Being in a relationship is a beautiful experience. It is also a very rewarding experience. But, there are times when the going gets tough and the relationship can become a burden. This impact on a couple and their relationship is often not given a closer look. This oversight is because of the traditional practice of mental health professionals focusing on symptoms within the individual. They overlook the patterns of how individuals relate to each other in a couple relationship. Traditionally, health professionals and researches have explored an individual’s mental illness relating to their parents and vice versa. Mental illness in couples is less talked about.
This is in spite of the fact that mental health professionals all over agree that mental illness in couples is a very real issue. It is a known fact in the field that individuals who have a mental illness can have a negative impact on their partner’s mental health.
Mental Illness – Support is key
If your partner struggles with mental illness, understanding their needs is vital. This is a challenging process. You need to learn how to support your partner living with mental illness while caring for your own needs, too.
Recognize the symptoms
This is the first and most important thing that needs attention. Because of the nature of mental illness, many people can’t recognize how much someone may be suffering because their symptoms aren’t outwardly apparent. Symptoms of mental illness can range from just concentration difficulties to something that can legitimately cripple your partner. Depression, severe anxiety and hallucinations are some examples. It’s important to understand your partner’s diagnosis and their personal experiences.
Be a good listener
This is one of the best things that can be done to help your partner. Listening to a loved one in an effort to understand their experiences can be supremely helpful. It can be easy to assume you know what someone else is going through, however, the reality might be different. Mental illness affects individuals differently. It is essential to listen to the person experiencing it. This helps to better understand their perspective. It can also help provide better and effective support.
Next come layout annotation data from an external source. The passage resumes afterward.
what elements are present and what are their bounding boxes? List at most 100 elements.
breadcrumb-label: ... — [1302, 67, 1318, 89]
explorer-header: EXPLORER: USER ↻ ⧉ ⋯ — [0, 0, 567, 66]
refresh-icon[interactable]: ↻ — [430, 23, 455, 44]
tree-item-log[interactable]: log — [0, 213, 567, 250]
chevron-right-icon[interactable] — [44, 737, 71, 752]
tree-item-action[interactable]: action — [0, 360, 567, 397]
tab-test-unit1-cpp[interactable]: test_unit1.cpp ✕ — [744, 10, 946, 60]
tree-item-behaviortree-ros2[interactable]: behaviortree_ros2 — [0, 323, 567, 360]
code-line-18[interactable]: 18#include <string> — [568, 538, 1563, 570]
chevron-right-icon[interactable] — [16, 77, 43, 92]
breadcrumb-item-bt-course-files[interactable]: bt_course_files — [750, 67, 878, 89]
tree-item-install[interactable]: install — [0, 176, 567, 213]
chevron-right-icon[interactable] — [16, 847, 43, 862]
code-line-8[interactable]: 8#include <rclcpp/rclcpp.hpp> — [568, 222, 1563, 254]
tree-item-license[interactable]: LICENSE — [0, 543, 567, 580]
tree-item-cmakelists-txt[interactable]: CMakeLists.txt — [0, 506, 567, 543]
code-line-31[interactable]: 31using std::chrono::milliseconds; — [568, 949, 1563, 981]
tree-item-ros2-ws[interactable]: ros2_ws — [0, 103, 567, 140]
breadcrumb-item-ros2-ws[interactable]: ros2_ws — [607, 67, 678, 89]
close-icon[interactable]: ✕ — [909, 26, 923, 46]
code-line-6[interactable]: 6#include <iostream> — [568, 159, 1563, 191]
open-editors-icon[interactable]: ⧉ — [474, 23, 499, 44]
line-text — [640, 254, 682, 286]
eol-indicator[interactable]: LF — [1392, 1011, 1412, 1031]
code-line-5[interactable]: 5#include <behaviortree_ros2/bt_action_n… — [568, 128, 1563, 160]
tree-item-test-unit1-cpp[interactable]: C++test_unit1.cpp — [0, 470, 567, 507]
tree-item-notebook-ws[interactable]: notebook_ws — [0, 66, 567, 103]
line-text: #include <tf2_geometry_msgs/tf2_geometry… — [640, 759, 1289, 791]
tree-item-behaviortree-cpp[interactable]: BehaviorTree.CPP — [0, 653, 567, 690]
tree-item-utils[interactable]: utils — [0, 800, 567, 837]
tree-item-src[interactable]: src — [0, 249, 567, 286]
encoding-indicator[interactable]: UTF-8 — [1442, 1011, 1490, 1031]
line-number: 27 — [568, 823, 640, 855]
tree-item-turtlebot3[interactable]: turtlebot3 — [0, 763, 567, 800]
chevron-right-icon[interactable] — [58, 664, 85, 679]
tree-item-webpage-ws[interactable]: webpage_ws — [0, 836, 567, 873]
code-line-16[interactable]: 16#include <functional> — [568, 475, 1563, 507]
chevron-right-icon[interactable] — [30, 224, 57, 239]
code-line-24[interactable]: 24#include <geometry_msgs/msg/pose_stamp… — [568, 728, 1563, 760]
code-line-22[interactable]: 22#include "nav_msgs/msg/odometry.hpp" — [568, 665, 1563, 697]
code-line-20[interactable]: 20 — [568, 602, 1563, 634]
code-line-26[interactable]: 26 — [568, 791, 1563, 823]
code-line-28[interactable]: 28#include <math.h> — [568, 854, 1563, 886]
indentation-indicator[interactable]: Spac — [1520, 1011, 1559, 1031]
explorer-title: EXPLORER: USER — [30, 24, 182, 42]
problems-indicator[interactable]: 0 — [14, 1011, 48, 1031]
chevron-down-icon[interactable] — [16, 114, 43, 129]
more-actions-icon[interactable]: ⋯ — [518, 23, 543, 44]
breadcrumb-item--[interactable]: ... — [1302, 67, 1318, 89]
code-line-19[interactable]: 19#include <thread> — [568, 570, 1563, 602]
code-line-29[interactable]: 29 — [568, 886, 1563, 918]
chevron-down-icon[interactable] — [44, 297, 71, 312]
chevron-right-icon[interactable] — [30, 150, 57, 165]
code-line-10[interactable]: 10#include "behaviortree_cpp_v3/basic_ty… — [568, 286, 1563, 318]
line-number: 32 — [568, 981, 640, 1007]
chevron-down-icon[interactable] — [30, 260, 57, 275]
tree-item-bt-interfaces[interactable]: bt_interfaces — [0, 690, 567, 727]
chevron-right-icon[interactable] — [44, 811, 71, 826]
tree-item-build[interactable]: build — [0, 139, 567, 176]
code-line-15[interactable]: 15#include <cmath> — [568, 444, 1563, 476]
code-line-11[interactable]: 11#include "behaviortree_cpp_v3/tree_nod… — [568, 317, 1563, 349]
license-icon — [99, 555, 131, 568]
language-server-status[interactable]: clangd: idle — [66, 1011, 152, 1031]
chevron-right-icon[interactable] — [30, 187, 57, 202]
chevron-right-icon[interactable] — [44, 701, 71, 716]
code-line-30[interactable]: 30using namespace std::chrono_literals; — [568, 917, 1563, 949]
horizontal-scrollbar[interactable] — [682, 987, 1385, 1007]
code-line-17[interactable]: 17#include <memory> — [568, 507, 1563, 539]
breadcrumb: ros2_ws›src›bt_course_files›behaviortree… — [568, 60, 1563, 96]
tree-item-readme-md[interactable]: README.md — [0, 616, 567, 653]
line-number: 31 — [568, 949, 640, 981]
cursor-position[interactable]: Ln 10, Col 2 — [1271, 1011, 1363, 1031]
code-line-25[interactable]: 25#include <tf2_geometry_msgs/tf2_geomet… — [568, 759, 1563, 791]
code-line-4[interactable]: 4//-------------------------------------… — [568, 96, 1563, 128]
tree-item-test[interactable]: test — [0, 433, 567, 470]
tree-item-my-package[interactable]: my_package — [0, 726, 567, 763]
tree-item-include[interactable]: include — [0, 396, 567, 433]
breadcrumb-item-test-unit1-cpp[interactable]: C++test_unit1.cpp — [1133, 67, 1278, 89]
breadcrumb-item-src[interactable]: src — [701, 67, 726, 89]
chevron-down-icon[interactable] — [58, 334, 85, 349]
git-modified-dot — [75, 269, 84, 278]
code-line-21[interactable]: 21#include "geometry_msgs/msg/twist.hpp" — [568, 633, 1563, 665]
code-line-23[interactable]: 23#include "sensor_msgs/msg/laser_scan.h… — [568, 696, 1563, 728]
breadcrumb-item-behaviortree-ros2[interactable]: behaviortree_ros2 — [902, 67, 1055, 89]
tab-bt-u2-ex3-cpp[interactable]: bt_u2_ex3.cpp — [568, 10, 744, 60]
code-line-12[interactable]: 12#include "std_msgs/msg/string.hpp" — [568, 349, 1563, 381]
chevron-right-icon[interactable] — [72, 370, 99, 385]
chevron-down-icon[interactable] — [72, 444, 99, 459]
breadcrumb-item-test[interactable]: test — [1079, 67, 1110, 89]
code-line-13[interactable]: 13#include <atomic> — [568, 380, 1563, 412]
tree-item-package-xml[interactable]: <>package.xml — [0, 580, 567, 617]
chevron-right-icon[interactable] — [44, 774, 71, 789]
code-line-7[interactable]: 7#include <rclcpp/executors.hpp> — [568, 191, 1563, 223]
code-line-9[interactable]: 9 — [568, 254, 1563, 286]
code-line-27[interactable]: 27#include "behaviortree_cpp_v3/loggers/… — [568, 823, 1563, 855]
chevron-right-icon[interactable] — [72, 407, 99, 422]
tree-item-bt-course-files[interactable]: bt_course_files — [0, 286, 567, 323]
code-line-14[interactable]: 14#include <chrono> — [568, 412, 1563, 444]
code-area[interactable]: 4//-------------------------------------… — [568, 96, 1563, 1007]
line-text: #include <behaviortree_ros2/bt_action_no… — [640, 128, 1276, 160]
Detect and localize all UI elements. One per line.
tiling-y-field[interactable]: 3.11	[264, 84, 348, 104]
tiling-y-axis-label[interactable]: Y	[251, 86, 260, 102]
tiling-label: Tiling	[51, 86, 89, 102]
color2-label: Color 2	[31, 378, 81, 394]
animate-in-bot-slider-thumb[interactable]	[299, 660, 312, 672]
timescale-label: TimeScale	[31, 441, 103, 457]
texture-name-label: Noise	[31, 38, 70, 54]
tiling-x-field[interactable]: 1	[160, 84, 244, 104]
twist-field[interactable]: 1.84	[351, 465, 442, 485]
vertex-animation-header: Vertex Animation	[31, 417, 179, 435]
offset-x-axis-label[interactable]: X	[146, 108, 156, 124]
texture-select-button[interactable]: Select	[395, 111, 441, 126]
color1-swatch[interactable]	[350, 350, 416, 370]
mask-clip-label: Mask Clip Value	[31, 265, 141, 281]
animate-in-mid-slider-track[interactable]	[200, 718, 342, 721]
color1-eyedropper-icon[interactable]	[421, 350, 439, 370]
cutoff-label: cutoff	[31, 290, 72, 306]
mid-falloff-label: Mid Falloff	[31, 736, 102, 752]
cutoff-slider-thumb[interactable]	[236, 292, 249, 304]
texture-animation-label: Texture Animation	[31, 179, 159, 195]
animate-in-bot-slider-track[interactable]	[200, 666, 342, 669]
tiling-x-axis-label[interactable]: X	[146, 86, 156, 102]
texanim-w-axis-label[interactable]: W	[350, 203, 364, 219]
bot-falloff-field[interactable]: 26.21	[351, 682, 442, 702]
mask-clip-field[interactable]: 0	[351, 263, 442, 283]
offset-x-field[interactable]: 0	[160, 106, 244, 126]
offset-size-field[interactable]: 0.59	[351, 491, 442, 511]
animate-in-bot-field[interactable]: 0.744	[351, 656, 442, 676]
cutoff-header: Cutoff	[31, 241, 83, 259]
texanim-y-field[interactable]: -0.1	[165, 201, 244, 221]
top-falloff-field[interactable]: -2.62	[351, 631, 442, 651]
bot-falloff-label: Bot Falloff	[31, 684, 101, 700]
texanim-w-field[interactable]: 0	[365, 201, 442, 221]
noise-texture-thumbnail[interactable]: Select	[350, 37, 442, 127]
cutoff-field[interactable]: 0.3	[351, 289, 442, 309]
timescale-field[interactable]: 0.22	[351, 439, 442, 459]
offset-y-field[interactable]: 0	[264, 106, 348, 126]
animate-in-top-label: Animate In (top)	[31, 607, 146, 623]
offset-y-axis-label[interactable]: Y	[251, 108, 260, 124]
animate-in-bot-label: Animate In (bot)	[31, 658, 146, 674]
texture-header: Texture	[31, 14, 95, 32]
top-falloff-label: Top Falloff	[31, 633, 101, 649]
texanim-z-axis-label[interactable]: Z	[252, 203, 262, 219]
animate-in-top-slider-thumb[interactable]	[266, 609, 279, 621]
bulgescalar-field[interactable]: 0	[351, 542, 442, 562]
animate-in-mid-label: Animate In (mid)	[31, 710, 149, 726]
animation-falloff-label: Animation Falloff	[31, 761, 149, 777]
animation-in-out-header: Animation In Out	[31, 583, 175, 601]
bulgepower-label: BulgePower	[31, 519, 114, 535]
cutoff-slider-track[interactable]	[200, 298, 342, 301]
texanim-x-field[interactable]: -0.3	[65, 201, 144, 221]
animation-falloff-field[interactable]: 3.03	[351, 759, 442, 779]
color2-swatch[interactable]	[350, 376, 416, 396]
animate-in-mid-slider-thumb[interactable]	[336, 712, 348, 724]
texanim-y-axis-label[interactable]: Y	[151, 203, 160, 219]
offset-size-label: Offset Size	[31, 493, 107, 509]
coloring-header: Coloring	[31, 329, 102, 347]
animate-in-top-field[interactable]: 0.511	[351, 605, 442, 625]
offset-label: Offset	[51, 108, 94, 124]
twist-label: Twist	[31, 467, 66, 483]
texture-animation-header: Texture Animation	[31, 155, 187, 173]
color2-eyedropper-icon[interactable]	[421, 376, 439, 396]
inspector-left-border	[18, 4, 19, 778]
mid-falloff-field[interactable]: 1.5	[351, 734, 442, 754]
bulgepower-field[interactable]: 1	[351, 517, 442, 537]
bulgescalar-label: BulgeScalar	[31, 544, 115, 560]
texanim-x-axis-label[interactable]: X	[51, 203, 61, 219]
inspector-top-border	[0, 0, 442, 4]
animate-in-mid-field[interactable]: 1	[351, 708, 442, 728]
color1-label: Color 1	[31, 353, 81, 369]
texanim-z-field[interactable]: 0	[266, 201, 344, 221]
Here is a Q&A that can help you.
Pierre is a trained Marriage and Family Therapist and on the board of the BC Association for Marriage and Family Therapy. Here is what he had to say during the Q&A.
- How do I know if my spouse is struggling with a mental illness, or if they are just reacting to some adverse event that is putting stress on our marriage?There is a difference between having a persistent mental illness, and having a temporary stress reaction to an adverse event (i.e., job loss, marital separation).
- My spouse is struggling with a mental illness. How do I help my spouse but at the same time make sure I don’t burn out in the process?Being able to set some boundaries for yourself is important. Over-functioning on your spouse’s behalf can lead to burnout, and will reinforce to the spouse that they can’t do anything for themselves.
- Could my spouse be suffering from a mental illness if they are violent toward me and others?Separate the behaviour from the cause. There is a relationship between abusive behaviour and mental illness (i.e., antisocial personality disorder), but some aggressive behaviour is reactive, or a learned pattern of coping.
- If I develop mental health symptoms myself as a result of supporting my spouse, should I just get help for myself or should we try couples therapy?It’s important for each person to get help for themselves, along with getting help for the relationship. Partners also need to find some of their supports outside the relationship and not expect that all their emotional needs will be met by their partner.
- When do I know that everything has been tried and that I should begin to look at a separation?Couples therapy can help the couple heal the relationship. At the same time, couples therapy can help spouses develop more awareness, and this awareness may include recognizing that the relationship can no longer continue.
Couples therapy and Pink
Someone who has really benefitted from the above-mentioned couples therapy is pop star celebrity Pink. In an interview with the Today show, she revealed that couples counseling has been a godsend. She also stated that she and her husband Carey Hart have been in couples counseling for nearly 17 years.
Talking about it, Pink said, “Carey and I have been in couples counseling almost our entire 17 years that we’ve been together. It’s the only reason we’re still together. [Hart] speaks Polish, I speak Italian, and she speaks both. We don’t speak the same language. We come from broken families, and we had no model for, ‘How are we supposed to keep this family together and live this crazy life?’ And there’s no book that says, ‘Here’s how to do this.’ So we go to counseling, and it works.”
Pink also discussed the taboo associated with mental health and said, “the taboo of it is all going away because more and more people are talking about it. I think talking about it is the most important thing and I know that anxiety is like, the number one thing that kids now are going through.”